O sol se pôs abaixo do horizonte enquanto os portões do palácio real se erguiam diante de nós. Meu coração martelava no peito, um ritmo selvagem ameaçava trair minha fachada de calma.

Olhei para Axureon, cuja forma humana caminhava com uma graça imponente ao meu lado. Para qualquer observador, ele era apenas um homem. Para aqueles que conheciam a verdade, ele era a lenda encarnada.

“Lembre-se,” murmurei, “para os humanos, a calma é tão vital quanto a força.”

Um brilho conhecedor brilhou em seus olhos antigos, e ele assentiu uma vez, o gesto régio. “Não tema. Já andei entre o seu povo antes.”
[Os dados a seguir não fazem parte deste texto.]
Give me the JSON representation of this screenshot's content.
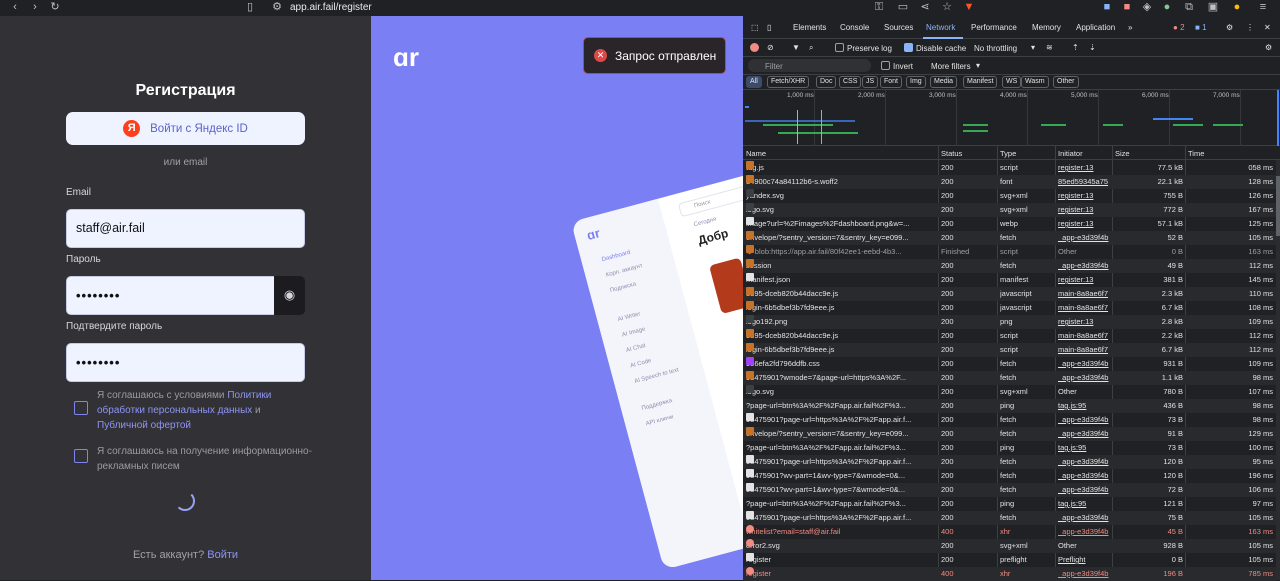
{
  "browser": {
    "url": "app.air.fail/register",
    "icons": [
      "back-icon",
      "forward-icon",
      "reload-icon",
      "bookmark-icon",
      "site-info-icon",
      "key-icon",
      "cast-icon",
      "share-icon",
      "star-icon",
      "brave-shield-icon",
      "brave-rewards-icon",
      "extension-icon",
      "profile-icon",
      "menu-icon"
    ]
  },
  "register": {
    "title": "Регистрация",
    "yandex_button": "Войти с Яндекс ID",
    "yandex_logo": "Я",
    "or_email": "или email",
    "email_label": "Email",
    "email_value": "staff@air.fail",
    "password_label": "Пароль",
    "password_value": "••••••••",
    "confirm_label": "Подтвердите пароль",
    "confirm_value": "••••••••",
    "consent1_pre": "Я соглашаюсь с условиями ",
    "consent1_link1": "Политики обработки персональных данных",
    "consent1_mid": " и ",
    "consent1_link2": "Публичной офертой",
    "consent2": "Я соглашаюсь на получение информационно-рекламных писем",
    "have_account": "Есть аккаунт? ",
    "login_link": "Войти"
  },
  "promo": {
    "toast": "Запрос отправлен",
    "menu": [
      "Dashboard",
      "Корп. аккаунт",
      "Подписка",
      "AI Writer",
      "AI Image",
      "AI Chat",
      "AI Code",
      "AI Speech to text",
      "Поддержка",
      "API ключи"
    ],
    "search": "Поиск",
    "greeting": "Добр",
    "today": "Сегодня"
  },
  "devtools": {
    "tabs": [
      "Elements",
      "Console",
      "Sources",
      "Network",
      "Performance",
      "Memory",
      "Application"
    ],
    "active_tab": "Network",
    "badges": {
      "errors": "2",
      "messages": "1"
    },
    "toolbar": {
      "preserve_log": "Preserve log",
      "disable_cache": "Disable cache",
      "throttling": "No throttling"
    },
    "filter_placeholder": "Filter",
    "invert": "Invert",
    "more_filters": "More filters",
    "filter_chips": [
      "All",
      "Fetch/XHR",
      "Doc",
      "CSS",
      "JS",
      "Font",
      "Img",
      "Media",
      "Manifest",
      "WS",
      "Wasm",
      "Other"
    ],
    "timeline_labels": [
      "1,000 ms",
      "2,000 ms",
      "3,000 ms",
      "4,000 ms",
      "5,000 ms",
      "6,000 ms",
      "7,000 ms"
    ],
    "columns": [
      "Name",
      "Status",
      "Type",
      "Initiator",
      "Size",
      "Time"
    ],
    "rows": [
      {
        "name": "tag.js",
        "status": "200",
        "type": "script",
        "initiator": "register:13",
        "size": "77.5 kB",
        "time": "058 ms",
        "icon": "script-icon"
      },
      {
        "name": "34900c74a84112b6-s.woff2",
        "status": "200",
        "type": "font",
        "initiator": "85ed59345a75",
        "size": "22.1 kB",
        "time": "128 ms",
        "icon": "font-icon"
      },
      {
        "name": "yandex.svg",
        "status": "200",
        "type": "svg+xml",
        "initiator": "register:13",
        "size": "755 B",
        "time": "126 ms",
        "icon": "image-icon"
      },
      {
        "name": "logo.svg",
        "status": "200",
        "type": "svg+xml",
        "initiator": "register:13",
        "size": "772 B",
        "time": "167 ms",
        "icon": "image-icon"
      },
      {
        "name": "image?url=%2Fimages%2Fdashboard.png&w=...",
        "status": "200",
        "type": "webp",
        "initiator": "register:13",
        "size": "57.1 kB",
        "time": "125 ms",
        "icon": "document-icon"
      },
      {
        "name": "envelope/?sentry_version=7&sentry_key=e099...",
        "status": "200",
        "type": "fetch",
        "initiator": "_app-e3d39f4b",
        "size": "52 B",
        "time": "105 ms",
        "icon": "fetch-icon"
      },
      {
        "name": "⚙ blob:https://app.air.fail/80f42ee1-eebd-4b3...",
        "status": "Finished",
        "type": "script",
        "initiator": "Other",
        "size": "0 B",
        "time": "163 ms",
        "icon": "script-icon",
        "muted": true
      },
      {
        "name": "session",
        "status": "200",
        "type": "fetch",
        "initiator": "_app-e3d39f4b",
        "size": "49 B",
        "time": "112 ms",
        "icon": "fetch-icon"
      },
      {
        "name": "manifest.json",
        "status": "200",
        "type": "manifest",
        "initiator": "register:13",
        "size": "381 B",
        "time": "145 ms",
        "icon": "document-icon"
      },
      {
        "name": "5395-dceb820b44dacc9e.js",
        "status": "200",
        "type": "javascript",
        "initiator": "main-8a8ae6f7",
        "size": "2.3 kB",
        "time": "110 ms",
        "icon": "script-icon"
      },
      {
        "name": "login-6b5dbef3b7fd9eee.js",
        "status": "200",
        "type": "javascript",
        "initiator": "main-8a8ae6f7",
        "size": "6.7 kB",
        "time": "108 ms",
        "icon": "script-icon"
      },
      {
        "name": "logo192.png",
        "status": "200",
        "type": "png",
        "initiator": "register:13",
        "size": "2.8 kB",
        "time": "109 ms",
        "icon": "image-icon"
      },
      {
        "name": "5395-dceb820b44dacc9e.js",
        "status": "200",
        "type": "script",
        "initiator": "main-8a8ae6f7",
        "size": "2.2 kB",
        "time": "112 ms",
        "icon": "script-icon"
      },
      {
        "name": "login-6b5dbef3b7fd9eee.js",
        "status": "200",
        "type": "script",
        "initiator": "main-8a8ae6f7",
        "size": "6.7 kB",
        "time": "112 ms",
        "icon": "script-icon"
      },
      {
        "name": "956efa2fd796ddfb.css",
        "status": "200",
        "type": "fetch",
        "initiator": "_app-e3d39f4b",
        "size": "931 B",
        "time": "109 ms",
        "icon": "stylesheet-icon"
      },
      {
        "name": "93475901?wmode=7&page-url=https%3A%2F...",
        "status": "200",
        "type": "fetch",
        "initiator": "_app-e3d39f4b",
        "size": "1.1 kB",
        "time": "98 ms",
        "icon": "fetch-icon"
      },
      {
        "name": "logo.svg",
        "status": "200",
        "type": "svg+xml",
        "initiator": "Other",
        "size": "780 B",
        "time": "107 ms",
        "icon": "image-icon"
      },
      {
        "name": "?page-url=btn%3A%2F%2Fapp.air.fail%2F%3...",
        "status": "200",
        "type": "ping",
        "initiator": "tag.js:95",
        "size": "436 B",
        "time": "98 ms",
        "icon": "ping-icon"
      },
      {
        "name": "93475901?page-url=https%3A%2F%2Fapp.air.f...",
        "status": "200",
        "type": "fetch",
        "initiator": "_app-e3d39f4b",
        "size": "73 B",
        "time": "98 ms",
        "icon": "document-icon"
      },
      {
        "name": "envelope/?sentry_version=7&sentry_key=e099...",
        "status": "200",
        "type": "fetch",
        "initiator": "_app-e3d39f4b",
        "size": "91 B",
        "time": "129 ms",
        "icon": "fetch-icon"
      },
      {
        "name": "?page-url=btn%3A%2F%2Fapp.air.fail%2F%3...",
        "status": "200",
        "type": "ping",
        "initiator": "tag.js:95",
        "size": "73 B",
        "time": "100 ms",
        "icon": "ping-icon"
      },
      {
        "name": "93475901?page-url=https%3A%2F%2Fapp.air.f...",
        "status": "200",
        "type": "fetch",
        "initiator": "_app-e3d39f4b",
        "size": "120 B",
        "time": "95 ms",
        "icon": "document-icon"
      },
      {
        "name": "93475901?wv-part=1&wv-type=7&wmode=0&...",
        "status": "200",
        "type": "fetch",
        "initiator": "_app-e3d39f4b",
        "size": "120 B",
        "time": "196 ms",
        "icon": "document-icon"
      },
      {
        "name": "93475901?wv-part=1&wv-type=7&wmode=0&...",
        "status": "200",
        "type": "fetch",
        "initiator": "_app-e3d39f4b",
        "size": "72 B",
        "time": "106 ms",
        "icon": "document-icon"
      },
      {
        "name": "?page-url=btn%3A%2F%2Fapp.air.fail%2F%3...",
        "status": "200",
        "type": "ping",
        "initiator": "tag.js:95",
        "size": "121 B",
        "time": "97 ms",
        "icon": "ping-icon"
      },
      {
        "name": "93475901?page-url=https%3A%2F%2Fapp.air.f...",
        "status": "200",
        "type": "fetch",
        "initiator": "_app-e3d39f4b",
        "size": "75 B",
        "time": "105 ms",
        "icon": "document-icon"
      },
      {
        "name": "whitelist?email=staff@air.fail",
        "status": "400",
        "type": "xhr",
        "initiator": "_app-e3d39f4b",
        "size": "45 B",
        "time": "163 ms",
        "icon": "error-icon",
        "error": true
      },
      {
        "name": "error2.svg",
        "status": "200",
        "type": "svg+xml",
        "initiator": "Other",
        "size": "928 B",
        "time": "105 ms",
        "icon": "error-icon"
      },
      {
        "name": "register",
        "status": "200",
        "type": "preflight",
        "initiator": "Preflight",
        "size": "0 B",
        "time": "105 ms",
        "icon": "document-icon"
      },
      {
        "name": "register",
        "status": "400",
        "type": "xhr",
        "initiator": "_app-e3d39f4b",
        "size": "196 B",
        "time": "785 ms",
        "icon": "error-icon",
        "error": true
      }
    ]
  },
  "colors": {
    "accent": "#7b7ff4",
    "error": "#f28b82",
    "link": "#8ab4f8"
  }
}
As portas pesadas rangeram ao se abrir, revelando a grandeza da sala do trono Crimson, onde o brilho quente das tochas dançava contra as muralhas. Cada passo ecoava, um batimento ominoso sinalizando nossa aproximação. No final do salão, meu pai, Rei Xander, estava sentado em seu trono, sua expressão esculpida em pedra. Os olhos desconfiados do conselho nos perfuravam, sua suspeita era uma presença palpável.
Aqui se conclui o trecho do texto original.